771 Placenta and Cord Blood Mitochondrial DNA Toxicity in HIV-infected Women Receiving Nucleoside Reverse Transcriptase Inhibitors During Pregnancy B. Shiramizu*1, K. Shikuma2, L. Kamemoto1, M. Gerschenson1, G. Erdem1, M. Pinti3, A. Cossarizza3, C. Shikuma1 1Univ of Hawaii, Honolulu; 2Univ of Southern California, Los Angeles; and 3Univ of Modena and Reggio Emilia, Italy
Background: Recent studies in humans and animal models have raised concerns regarding potentially serious mitochondrial toxicity-related side effects in infants born to mothers receiving nucleoside reverse transcriptase inhibitors (NRTI) during pregnancy to prevent HIV transmission. The aim of the study was to assess mitochondrial DNA (mtDNA) content of placenta and cord blood in HIV-infected pregnant women receiving NRTI compared to HIV-negative women, hypothesizing that placenta and cord blood mtDNA copies per cell would be decreased in women on NRTI.
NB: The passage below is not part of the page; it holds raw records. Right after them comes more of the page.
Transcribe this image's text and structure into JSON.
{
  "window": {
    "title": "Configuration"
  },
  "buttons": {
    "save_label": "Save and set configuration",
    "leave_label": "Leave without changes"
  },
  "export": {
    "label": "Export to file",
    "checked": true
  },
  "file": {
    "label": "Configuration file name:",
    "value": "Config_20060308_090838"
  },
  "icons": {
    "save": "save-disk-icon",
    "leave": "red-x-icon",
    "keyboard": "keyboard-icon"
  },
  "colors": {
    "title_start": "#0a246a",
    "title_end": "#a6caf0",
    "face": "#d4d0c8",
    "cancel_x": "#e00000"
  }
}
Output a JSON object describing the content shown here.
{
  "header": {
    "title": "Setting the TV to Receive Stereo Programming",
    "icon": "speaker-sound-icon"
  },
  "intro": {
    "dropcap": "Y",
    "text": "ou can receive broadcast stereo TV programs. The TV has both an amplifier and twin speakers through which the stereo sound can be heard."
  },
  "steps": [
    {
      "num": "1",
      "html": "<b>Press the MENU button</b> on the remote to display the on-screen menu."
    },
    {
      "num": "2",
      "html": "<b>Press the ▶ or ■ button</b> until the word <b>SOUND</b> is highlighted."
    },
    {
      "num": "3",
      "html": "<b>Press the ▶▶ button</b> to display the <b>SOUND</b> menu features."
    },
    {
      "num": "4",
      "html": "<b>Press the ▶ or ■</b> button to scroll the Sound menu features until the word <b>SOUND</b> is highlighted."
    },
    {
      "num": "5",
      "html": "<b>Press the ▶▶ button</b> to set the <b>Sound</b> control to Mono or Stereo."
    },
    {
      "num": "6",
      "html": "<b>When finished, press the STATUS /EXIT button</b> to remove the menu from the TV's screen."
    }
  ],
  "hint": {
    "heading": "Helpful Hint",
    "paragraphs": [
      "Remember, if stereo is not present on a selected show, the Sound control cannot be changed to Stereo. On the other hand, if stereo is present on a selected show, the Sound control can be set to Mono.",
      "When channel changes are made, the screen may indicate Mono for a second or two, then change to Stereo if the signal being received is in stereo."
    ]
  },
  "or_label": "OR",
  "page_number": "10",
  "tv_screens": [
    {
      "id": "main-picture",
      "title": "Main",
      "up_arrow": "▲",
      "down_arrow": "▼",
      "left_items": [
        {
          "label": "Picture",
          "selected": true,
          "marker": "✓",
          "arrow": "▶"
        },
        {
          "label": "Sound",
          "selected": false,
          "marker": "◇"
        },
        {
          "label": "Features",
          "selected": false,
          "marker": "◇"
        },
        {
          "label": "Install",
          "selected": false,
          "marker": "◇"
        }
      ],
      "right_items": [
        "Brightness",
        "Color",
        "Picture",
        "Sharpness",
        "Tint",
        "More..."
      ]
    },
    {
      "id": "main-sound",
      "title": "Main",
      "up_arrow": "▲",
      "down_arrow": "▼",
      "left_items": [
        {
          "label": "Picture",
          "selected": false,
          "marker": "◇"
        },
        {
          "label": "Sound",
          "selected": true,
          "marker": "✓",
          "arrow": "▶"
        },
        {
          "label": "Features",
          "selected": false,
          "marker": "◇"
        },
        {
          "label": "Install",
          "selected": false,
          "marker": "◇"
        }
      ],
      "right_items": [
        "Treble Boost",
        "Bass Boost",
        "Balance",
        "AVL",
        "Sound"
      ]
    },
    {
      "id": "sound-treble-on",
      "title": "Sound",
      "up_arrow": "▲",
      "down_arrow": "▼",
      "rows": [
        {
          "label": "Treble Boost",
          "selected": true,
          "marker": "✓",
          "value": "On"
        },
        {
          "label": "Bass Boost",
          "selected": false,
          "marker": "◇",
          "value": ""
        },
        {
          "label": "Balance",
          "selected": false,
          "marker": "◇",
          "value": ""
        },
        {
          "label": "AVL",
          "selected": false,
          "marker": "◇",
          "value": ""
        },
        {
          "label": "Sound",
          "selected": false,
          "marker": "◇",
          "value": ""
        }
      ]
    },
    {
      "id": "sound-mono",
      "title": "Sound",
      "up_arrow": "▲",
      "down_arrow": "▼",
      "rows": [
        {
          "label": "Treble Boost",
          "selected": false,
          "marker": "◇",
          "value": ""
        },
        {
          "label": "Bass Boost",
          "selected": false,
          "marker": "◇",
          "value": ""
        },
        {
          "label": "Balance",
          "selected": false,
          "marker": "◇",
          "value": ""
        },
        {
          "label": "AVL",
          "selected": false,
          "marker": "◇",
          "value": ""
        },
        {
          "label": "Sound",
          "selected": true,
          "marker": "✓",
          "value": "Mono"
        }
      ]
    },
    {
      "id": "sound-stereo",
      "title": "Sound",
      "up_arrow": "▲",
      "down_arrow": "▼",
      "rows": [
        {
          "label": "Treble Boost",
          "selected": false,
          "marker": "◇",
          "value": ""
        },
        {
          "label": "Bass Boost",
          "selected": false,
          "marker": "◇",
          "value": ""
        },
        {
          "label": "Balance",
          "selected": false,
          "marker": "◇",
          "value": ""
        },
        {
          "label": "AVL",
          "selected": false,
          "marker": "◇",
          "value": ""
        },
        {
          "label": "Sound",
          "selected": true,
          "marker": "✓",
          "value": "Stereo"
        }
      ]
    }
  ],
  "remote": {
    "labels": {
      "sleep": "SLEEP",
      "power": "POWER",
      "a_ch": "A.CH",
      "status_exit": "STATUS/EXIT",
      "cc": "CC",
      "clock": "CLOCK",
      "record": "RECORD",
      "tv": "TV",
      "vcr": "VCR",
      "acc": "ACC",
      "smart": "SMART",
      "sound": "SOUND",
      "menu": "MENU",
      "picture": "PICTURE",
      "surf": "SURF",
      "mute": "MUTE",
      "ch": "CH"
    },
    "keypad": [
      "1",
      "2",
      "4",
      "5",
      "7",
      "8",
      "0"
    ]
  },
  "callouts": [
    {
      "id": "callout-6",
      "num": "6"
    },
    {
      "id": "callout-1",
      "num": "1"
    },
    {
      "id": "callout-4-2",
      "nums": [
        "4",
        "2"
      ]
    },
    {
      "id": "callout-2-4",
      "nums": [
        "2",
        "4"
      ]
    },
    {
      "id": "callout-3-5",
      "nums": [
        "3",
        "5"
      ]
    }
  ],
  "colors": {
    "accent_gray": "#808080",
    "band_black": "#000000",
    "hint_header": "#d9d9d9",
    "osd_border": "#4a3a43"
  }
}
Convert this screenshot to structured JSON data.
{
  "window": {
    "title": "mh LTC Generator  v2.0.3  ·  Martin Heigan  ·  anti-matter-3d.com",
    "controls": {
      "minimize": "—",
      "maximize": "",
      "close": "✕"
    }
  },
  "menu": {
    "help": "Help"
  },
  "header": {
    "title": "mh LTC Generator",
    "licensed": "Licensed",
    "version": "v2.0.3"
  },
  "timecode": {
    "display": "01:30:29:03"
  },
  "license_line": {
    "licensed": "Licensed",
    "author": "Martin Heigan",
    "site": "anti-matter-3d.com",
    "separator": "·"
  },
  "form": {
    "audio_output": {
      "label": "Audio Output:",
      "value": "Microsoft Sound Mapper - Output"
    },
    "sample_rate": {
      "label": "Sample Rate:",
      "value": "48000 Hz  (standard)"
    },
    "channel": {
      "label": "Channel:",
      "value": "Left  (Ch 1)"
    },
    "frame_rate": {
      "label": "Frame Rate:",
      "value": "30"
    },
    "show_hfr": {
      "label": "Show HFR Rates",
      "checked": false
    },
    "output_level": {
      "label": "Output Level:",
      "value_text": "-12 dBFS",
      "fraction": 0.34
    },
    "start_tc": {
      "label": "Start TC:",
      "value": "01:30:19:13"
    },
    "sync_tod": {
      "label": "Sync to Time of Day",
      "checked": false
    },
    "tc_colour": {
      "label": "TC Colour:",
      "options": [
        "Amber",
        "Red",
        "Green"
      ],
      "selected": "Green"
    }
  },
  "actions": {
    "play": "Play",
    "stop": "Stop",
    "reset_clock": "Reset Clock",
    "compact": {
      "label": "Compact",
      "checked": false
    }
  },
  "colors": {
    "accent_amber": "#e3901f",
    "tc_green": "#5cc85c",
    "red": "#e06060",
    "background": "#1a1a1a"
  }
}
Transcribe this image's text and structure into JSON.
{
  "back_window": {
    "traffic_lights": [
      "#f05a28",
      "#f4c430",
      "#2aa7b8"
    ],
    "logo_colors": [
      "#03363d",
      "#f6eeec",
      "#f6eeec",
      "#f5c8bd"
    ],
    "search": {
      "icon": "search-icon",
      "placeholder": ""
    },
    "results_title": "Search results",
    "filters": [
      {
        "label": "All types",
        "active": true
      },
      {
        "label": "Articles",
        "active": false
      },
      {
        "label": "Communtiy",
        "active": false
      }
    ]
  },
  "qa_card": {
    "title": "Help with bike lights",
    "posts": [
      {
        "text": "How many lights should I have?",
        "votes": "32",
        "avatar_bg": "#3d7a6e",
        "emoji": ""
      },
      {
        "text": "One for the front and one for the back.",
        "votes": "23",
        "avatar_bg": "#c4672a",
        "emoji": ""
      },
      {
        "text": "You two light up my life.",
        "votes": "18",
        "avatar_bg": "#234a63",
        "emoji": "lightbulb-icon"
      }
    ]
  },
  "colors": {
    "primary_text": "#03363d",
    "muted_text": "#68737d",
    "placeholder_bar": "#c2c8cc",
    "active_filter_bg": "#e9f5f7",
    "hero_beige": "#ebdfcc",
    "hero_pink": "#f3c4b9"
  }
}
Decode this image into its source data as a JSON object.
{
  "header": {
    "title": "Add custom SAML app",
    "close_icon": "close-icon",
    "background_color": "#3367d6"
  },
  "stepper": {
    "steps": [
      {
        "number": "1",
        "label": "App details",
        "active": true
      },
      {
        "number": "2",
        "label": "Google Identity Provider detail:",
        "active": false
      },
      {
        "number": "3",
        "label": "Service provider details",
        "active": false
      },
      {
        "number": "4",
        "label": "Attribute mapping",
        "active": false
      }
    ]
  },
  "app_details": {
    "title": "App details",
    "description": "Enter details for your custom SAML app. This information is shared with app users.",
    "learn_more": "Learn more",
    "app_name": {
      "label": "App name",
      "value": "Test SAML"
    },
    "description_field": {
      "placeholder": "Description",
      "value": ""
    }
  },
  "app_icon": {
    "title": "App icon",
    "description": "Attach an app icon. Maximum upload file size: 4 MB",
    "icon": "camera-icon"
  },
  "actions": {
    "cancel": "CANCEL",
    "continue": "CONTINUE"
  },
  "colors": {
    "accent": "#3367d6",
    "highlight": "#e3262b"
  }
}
Methods: Informed consent was obtained as per guidelines by the local Institutional Review Boards prior to delivery. Following delivery, placenta and cord blood were obtained from 8 HIV-infected pregnant women on NRTI and 5 HIV-negative women. Assessment of mtDNA copies per cell was accomplished by quantitative real-time PCR. Statistical analysis was performed using the Wilcoxon Rank-sum, 2-sided test to determine the difference in mtDNA levels between NRTI exposed HIV-positive specimens and HIV negative specimens.
Results: The mean mtDNA copies per cell from placenta of HIV-infected women compared to HIV-negative women was 52 ±119 and 880 ±136 (p = 0.0016), respectively. Similarly, from cord blood, the mean mtDNA copies per cell was 144 ±101 and 865 ±331 (p = 0.0026) of HIV-positive and negative women, respectively. There was a statistically significant difference between the HIV-infected women on NRTI compared to HIV-negative women.
Conclusions: Current information from clinical studies does not support clinically relevant acute mitochondrial toxicity in the newborn exposed in utero to NRTI, but the data presented here and in previous studies in monkeys suggest that at the tissue level, mitochondrial toxicity does occur. While neonatal toxicities may not be immediately evident, consequences of long-term morbidity are still unknown and the pathophysiology of mitochondrial toxicity in utero may be due to a number of factors. Further studies are needed to better understand the morbidity to infants and mothers treated with NRTI to prevent vertical transmission of HIV.